Behaviour and differentiation of cells are steered by cell:cell communication, and by the interactions cells have with soluble or insoluble components in their surroundings. Transmembrane proteins, growth factor receptors, adhesion proteins, and ion channels, play a central role in this communication. Their signals to the interior of the cell activate the motile machinery of the cell and increase the rate of proliferation. Motile activity is generated by a highly dynamic, and well organized, weave of actin microfilaments (MF) connected to the inside of the cell membrane. Although there has been great progress in our understanding of the physiological importance of the MF-system, many aspects are still unclear. It has been reported that generation of reactive oxygen species (ROS; H2O2) in cells might control the MF-system, and the roles of ROS in disease, including autism and cancer, is emerging fields of research. An understanding of the role of hydrogen peroxide (H2O2) in the regulation of proteins of the MF-system (actin, profilin, and tropomyosin) is urgently needed.
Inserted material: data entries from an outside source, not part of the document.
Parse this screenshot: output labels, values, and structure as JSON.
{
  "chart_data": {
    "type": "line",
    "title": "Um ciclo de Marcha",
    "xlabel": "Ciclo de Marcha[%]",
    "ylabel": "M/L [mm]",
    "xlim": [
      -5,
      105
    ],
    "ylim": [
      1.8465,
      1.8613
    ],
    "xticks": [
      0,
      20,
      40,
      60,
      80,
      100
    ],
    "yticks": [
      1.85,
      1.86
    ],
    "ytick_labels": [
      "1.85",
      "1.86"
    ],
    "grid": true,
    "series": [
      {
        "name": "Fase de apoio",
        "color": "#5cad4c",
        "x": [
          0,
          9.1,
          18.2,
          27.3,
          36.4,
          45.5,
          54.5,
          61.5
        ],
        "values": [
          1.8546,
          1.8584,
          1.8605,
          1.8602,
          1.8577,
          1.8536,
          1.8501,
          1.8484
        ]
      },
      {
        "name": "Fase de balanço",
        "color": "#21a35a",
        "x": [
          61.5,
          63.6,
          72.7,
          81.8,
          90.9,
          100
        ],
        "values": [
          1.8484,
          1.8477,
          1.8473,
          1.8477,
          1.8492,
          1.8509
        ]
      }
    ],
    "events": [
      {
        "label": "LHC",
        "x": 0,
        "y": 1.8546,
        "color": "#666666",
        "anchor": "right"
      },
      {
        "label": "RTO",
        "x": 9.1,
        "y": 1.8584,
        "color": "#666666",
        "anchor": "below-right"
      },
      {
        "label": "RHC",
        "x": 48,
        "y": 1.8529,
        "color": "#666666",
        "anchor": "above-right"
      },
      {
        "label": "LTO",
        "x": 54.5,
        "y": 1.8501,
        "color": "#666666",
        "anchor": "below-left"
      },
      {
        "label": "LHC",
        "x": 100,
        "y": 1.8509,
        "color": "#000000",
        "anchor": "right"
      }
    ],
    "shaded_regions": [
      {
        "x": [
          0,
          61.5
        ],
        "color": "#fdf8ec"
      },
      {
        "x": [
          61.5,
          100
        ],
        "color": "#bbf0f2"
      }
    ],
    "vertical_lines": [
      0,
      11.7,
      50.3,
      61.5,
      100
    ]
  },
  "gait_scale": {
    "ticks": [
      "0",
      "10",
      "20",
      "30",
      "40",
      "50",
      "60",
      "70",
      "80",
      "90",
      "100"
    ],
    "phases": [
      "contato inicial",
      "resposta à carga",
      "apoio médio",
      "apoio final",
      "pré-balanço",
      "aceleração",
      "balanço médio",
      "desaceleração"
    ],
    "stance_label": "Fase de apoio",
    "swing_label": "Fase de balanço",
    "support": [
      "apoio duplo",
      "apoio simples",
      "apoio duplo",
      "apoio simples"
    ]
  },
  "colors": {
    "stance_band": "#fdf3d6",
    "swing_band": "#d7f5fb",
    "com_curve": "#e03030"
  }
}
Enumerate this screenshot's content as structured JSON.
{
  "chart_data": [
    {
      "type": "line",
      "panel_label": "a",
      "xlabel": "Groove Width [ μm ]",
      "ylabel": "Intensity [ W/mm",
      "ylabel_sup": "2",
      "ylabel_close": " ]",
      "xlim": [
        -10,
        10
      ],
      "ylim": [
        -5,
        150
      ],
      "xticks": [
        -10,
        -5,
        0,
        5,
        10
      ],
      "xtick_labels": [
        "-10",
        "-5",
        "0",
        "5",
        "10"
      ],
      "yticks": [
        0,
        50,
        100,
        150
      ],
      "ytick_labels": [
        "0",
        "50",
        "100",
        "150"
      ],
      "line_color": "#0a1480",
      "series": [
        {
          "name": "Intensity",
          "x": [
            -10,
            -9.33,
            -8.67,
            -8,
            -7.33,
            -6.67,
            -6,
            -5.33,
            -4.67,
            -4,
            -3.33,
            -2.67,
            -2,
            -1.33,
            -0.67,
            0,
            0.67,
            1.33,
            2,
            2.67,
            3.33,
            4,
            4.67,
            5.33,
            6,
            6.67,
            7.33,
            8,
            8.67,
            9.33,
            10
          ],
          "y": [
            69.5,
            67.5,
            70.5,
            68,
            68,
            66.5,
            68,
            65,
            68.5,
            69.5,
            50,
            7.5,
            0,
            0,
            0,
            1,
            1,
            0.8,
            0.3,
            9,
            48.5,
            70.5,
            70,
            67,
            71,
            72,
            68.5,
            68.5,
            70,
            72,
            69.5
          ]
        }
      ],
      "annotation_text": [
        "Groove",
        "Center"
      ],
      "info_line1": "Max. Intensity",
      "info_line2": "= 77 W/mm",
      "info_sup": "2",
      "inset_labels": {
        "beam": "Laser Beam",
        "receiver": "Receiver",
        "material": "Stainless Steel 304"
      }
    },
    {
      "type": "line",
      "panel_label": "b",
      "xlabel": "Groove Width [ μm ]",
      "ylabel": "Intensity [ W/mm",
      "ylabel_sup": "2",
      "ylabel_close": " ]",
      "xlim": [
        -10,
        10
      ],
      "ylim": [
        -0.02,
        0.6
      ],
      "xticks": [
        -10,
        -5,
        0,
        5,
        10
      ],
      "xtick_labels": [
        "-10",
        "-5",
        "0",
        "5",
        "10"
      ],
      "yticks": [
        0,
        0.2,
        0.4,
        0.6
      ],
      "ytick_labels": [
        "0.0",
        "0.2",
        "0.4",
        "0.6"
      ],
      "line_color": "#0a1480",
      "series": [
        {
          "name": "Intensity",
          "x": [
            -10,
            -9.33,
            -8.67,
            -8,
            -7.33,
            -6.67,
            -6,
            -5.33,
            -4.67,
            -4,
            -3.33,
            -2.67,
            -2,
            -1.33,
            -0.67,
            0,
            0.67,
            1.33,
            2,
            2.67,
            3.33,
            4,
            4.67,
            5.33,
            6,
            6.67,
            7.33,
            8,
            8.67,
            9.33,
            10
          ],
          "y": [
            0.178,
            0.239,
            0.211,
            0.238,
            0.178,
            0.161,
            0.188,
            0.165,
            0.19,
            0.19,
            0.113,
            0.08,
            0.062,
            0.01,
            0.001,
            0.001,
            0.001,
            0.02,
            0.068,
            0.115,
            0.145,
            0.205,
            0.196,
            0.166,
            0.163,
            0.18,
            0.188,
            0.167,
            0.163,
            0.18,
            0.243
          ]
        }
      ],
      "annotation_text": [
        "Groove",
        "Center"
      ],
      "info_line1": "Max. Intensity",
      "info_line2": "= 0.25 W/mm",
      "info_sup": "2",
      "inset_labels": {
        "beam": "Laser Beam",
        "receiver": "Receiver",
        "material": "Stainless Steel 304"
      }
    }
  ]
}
Dendritic spines at postsynaptic contacts of excitatory neurons depend on polymerization of actin, and synaptic deficiencies and neuronal migration defects have been identified as causes of hippocampal and amygdalar dysfunctions linked to autism. Furthermore, tumorigenicity is highly correlated with changes in the organization and activity of the MF-system. H2O2 is essential to growth factor-induced signaling, since ROS quenching abolishes its effects, and PTEN, a tumor suppressor protein, linked to the MF-system is directly controlled by oxidation. Inactivation of PTEN results in uncontrolled motility. Lindberg’s group has shown that actin, like profilin and tropomyosin, is sensitive to oxidation. With this project the hope was to contribute to the understanding of the function of the MF-system in normal and dysfunctional cells.